Leaders of Nadeshiko Action spoke in Redwood City to an audience of San Francisco Area based Japanese reporters last evening. One of their objectives was to get the word out to Japanese living in the US that the building of Comfort Woman memorial statues in Palisades Park, New Jersey and Glendale, California serves only to hurt US/Japan relations and paint Japanese in an unfair light. Outside the event, protesters said the goal of Nadeshiko Action is to whitewash the real history of 200,000 sex slaves in wartime Japan.

Top photo: "Two sides of the issue". Supporters of Nadeshiko Action explain their views to demonstrators.

 

Leaders of Nadeshiko Action spoke in Redwood City to an audience of San Francisco Area based Japanese reporters last evening. One of their objectives was to get the word out to Japanese living in the US that the building of Comfort Woman memorial statues in Palisades Park, New Jersey and Glendale, California serves only to hurt US/Japan relations and paint Japanese in an unfair light. Outside the event, protesters said the goal of Nadeshiko Action is to whitewash the real history of 200,000 sex slaves in wartime Japan.

To their credit, one of the leaders and several supporters of Nadeshiko Action engaged in conversation with the protesters, who stood with signs outside the the Redwood Community Center where the press event was held. The surprised visitors from Japan asked, "How did you know we were here?" and "Why do you call us racists when we have Korean and Chinese friends?"

It would come as a surprise to most Americans to hear that in Japan, Japanese, Chinese, and Koreans are not considered by many to be of the same race (人種).

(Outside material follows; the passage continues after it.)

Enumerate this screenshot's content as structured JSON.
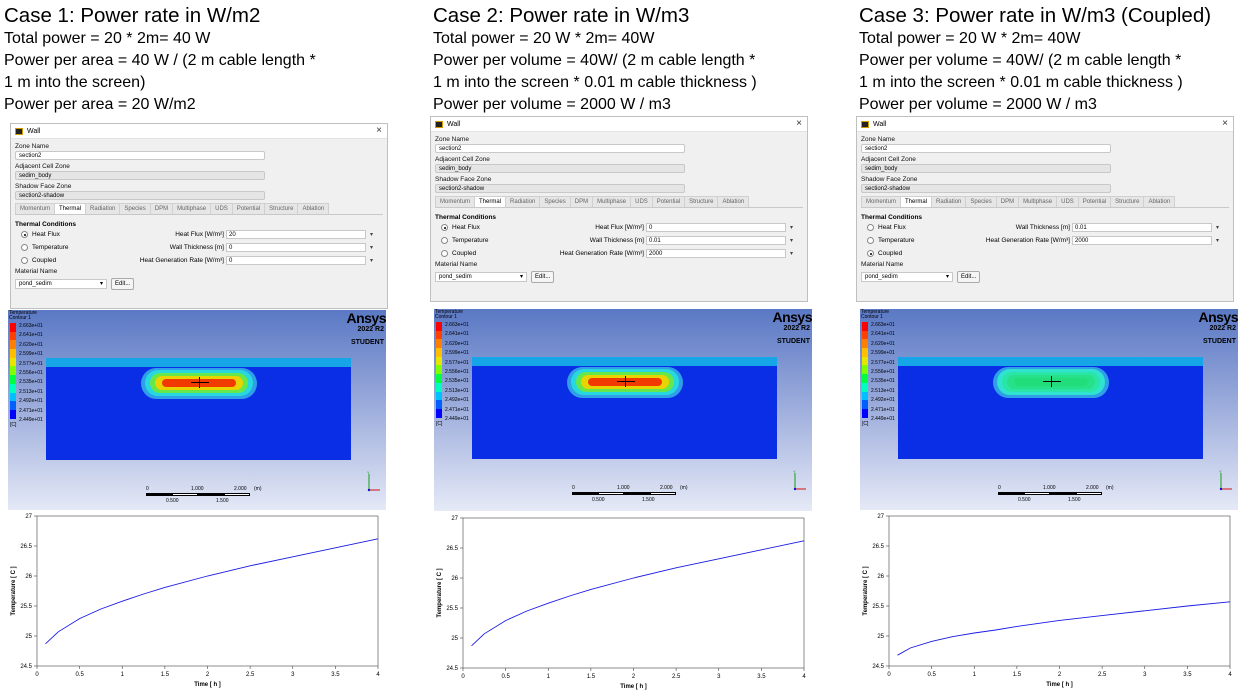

While most academics state that race is socially constructed and not based on scientific fact, unfortunately race is intimately bound with the distribution of rights and resources, and ideas of "race" are manifest in social inequalities both in the US and, as the demonstrators said, in Japan. They said that prejudice against ethnic Koreans and their descendants living in Japan is blatant.

In regards to the comfort women v. sex slave issue, the Nadeshiko members are of the same sentiment as Prime Minister Shinzo Abe who was interviewed by The Economist recently. In that interview he stated, "With regard to the comfort-women system which used to be in existence where people from the Korean peninsula were working: my heart always aches when I think about these people who were undergoing a very miserable time, a time of bad suffering. But the second thing is that if Japan is defamed or Japan’s honor is hurt based on these false grounds, then of course Japan needs to try to regain her honor." Nadeshiko Action speakers said that accusations of sex slavery are unfounded and that the vast majority of what they prefer to call "comfort women" were prostitutes, some of whom, they say, were very well paid.